There might be some benefits, but they appear to be in favour of universities who get the planning and operational certainty and income projections. Benefits for students are less clear, particularly as unconditional or low-stake offers can come as early as April of year 12. Some schools report that students with early offers “check out” of their studies, lose motivation, or do not fully invest in final exams.
The issue at the heart of these concerns is equity. While some students get the benefit of early entry, others are denied. Christians should be concerned about such matters.

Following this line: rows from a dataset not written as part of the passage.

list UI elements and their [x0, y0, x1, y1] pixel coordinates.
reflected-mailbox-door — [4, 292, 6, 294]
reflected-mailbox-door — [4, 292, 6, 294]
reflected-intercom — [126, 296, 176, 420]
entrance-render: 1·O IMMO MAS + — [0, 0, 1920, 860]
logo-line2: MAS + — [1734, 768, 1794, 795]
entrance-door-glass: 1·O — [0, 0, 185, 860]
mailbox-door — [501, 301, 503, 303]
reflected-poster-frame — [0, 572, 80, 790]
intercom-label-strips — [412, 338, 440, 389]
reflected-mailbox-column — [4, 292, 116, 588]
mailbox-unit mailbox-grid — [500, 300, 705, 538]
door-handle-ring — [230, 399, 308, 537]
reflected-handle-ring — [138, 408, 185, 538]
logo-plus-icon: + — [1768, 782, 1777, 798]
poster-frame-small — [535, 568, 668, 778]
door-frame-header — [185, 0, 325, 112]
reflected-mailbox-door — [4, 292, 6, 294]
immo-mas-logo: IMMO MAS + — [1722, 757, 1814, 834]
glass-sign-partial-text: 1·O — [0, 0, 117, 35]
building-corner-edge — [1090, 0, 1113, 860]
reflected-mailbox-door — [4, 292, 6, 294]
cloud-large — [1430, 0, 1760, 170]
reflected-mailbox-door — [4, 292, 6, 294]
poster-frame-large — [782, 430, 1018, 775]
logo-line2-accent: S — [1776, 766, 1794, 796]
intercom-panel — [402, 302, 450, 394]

Matters of justice is not an optional extra for a Christian world view.
McInerny applauds that the NSW government has commissioned a review of early offers, and makes some suggestions:
- early offers should be required to be conditional; a minimum academic requirement is perfectly reasonable.
- there should be a limit to just how early these early offers can be made (say, September).
- early offers should be managed centrally through UAC rather than directly with individual universities, thereby allowing regulators to monitor the effects of the various schemes.
Obviously, ATAR is an imperfect measure on its own, but there are already adjustment factors (formerly known as bonus points) as well as a host of scholarships (rural, ATSI, dux, financial hardship, etc.) designed to address its limitations.
The review by the NSW government will be eagerly awaited but the cat is out of the bag and unlikely to be put back. How much this approach of early entry can have boundaries put on it by the review is difficult to say. Some modification is possible but wholesale change – I doubt it. Too many vested interests and loss of privilege are at stake. But Christians should support approaches that provide for equity and hence justice.